Some measures did not meet these standards and were overturned by local and state courts: a regional ban on drinking alcohol in public, a ban on any travel beyond a range of 15 kilometers from one’s home and a statewide curfew at night, to name just a few.
The Leviathan state does sometimes recede, but more often it gains strength. Mostly this happens gradually and imperceptibly. During a crisis as severe as the one we are experiencing, however, a rapid expansion as a response to an emergency can be widely accepted. Often, this leap forward in state power becomes permanent. Both politicians and citizens will get used to this new state of affairs.
Under the most likely scenario, 2020 and 2021 will be considered anni horribiles in Germany and elsewhere. The increase in government spending will lead to a substantially higher level of public debt and eventually higher taxes.

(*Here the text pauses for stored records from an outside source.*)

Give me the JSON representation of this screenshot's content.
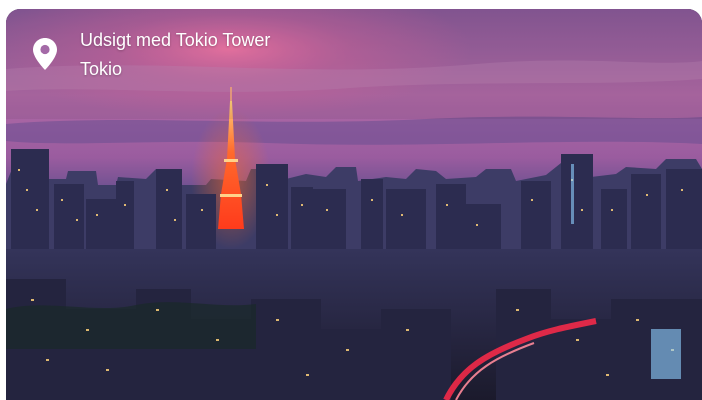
{
  "location": {
    "title": "Udsigt med Tokio Tower",
    "city": "Tokio"
  },
  "photo": {
    "subject": "Tokyo skyline at dusk with illuminated Tokyo Tower",
    "icon": "map-pin-icon"
  },
  "colors": {
    "sky_top": "#8f5b98",
    "sky_glow": "#e46aa0",
    "haze": "#5b4f8e",
    "tower": "#ff5a2a",
    "city_dark": "#232341",
    "lights": "#ffd27a",
    "text": "#ffffff"
  }
}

Regulations and state interventions will become the norm. Industrial policy aimed at picking the winners and protecting the losers of globalization and structural change has become fashionable again, both in Berlin and Brussels. Attempts to create “strategic autonomy” for key industries have often included not only protectionism but even calls for nationalization, for example of pharmaceutical industries or hospitals.

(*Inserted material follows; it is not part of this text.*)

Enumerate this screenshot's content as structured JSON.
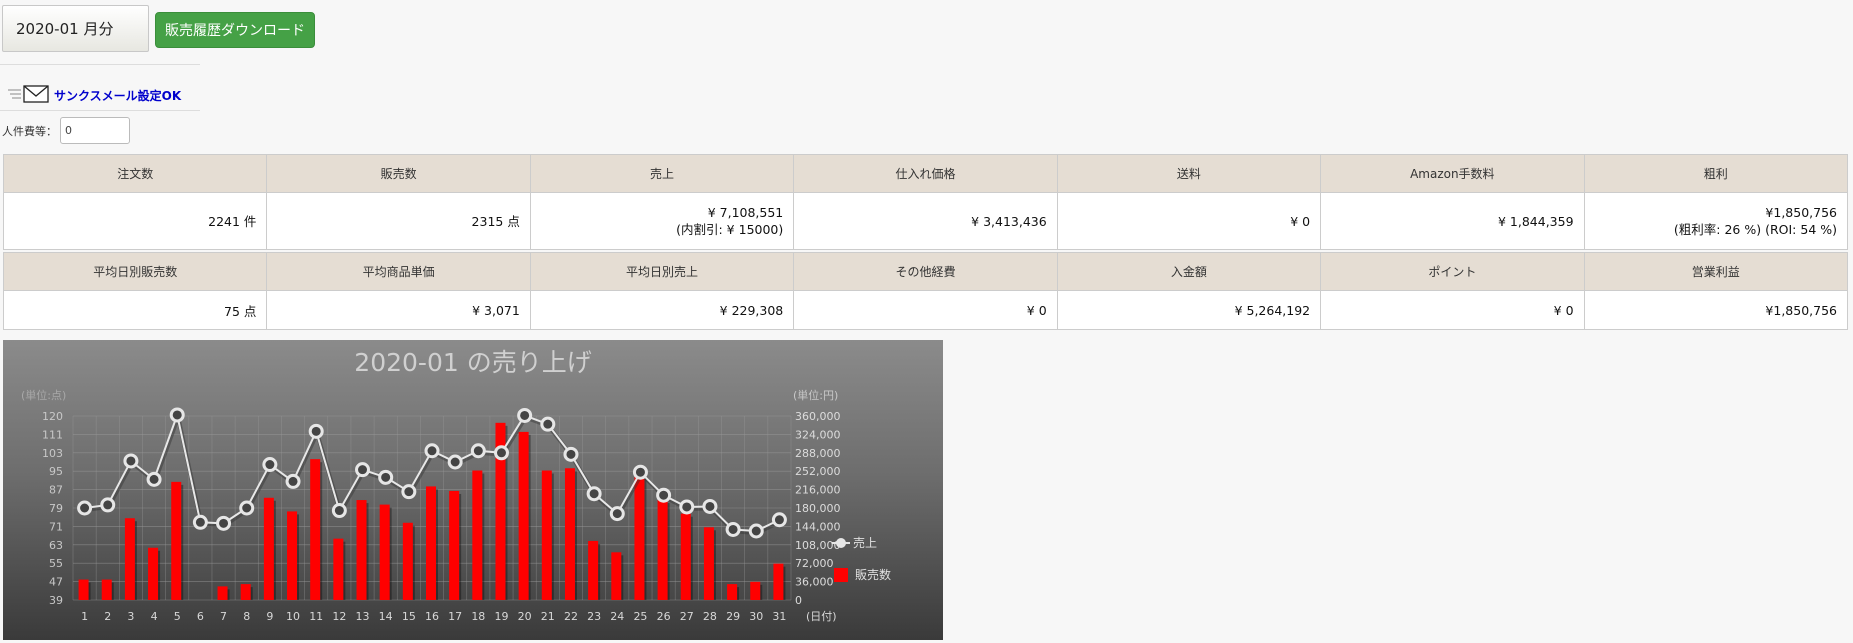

The crisis will likely further weaken federalism and democratic accountability in Germany. Whereas the rule of law still seems in good hands with German courts, the increase in the powers of the executive and the federal Chancellery will remain, since citizens tend to prefer centralized direction over decentralized experimentation.
Over the last 12 months, Germans have shown high levels of trust in their government, and a remarkable willingness to follow state orders. The general belief that the state ought to take care of important matters seems to have been strengthened.
Former U.S. President Obama’s chief of staff, Rahm Emanuel, once said: “You never want a serious crisis to go to waste. And what I mean by that is an opportunity to do things you think you could not do before.” This is how many anti-capitalist and environmental activists see the current situation. And they have been emboldened by the pandemic in their attempt to declare climate change another state of emergency. Given Germans’ romantic attachment to anything related to nature and their reliance on the state to do the right thing, the powers recently enacted are likely to stay. The Leviathan state will not disappear after the pandemic; it will simply serve another purpose.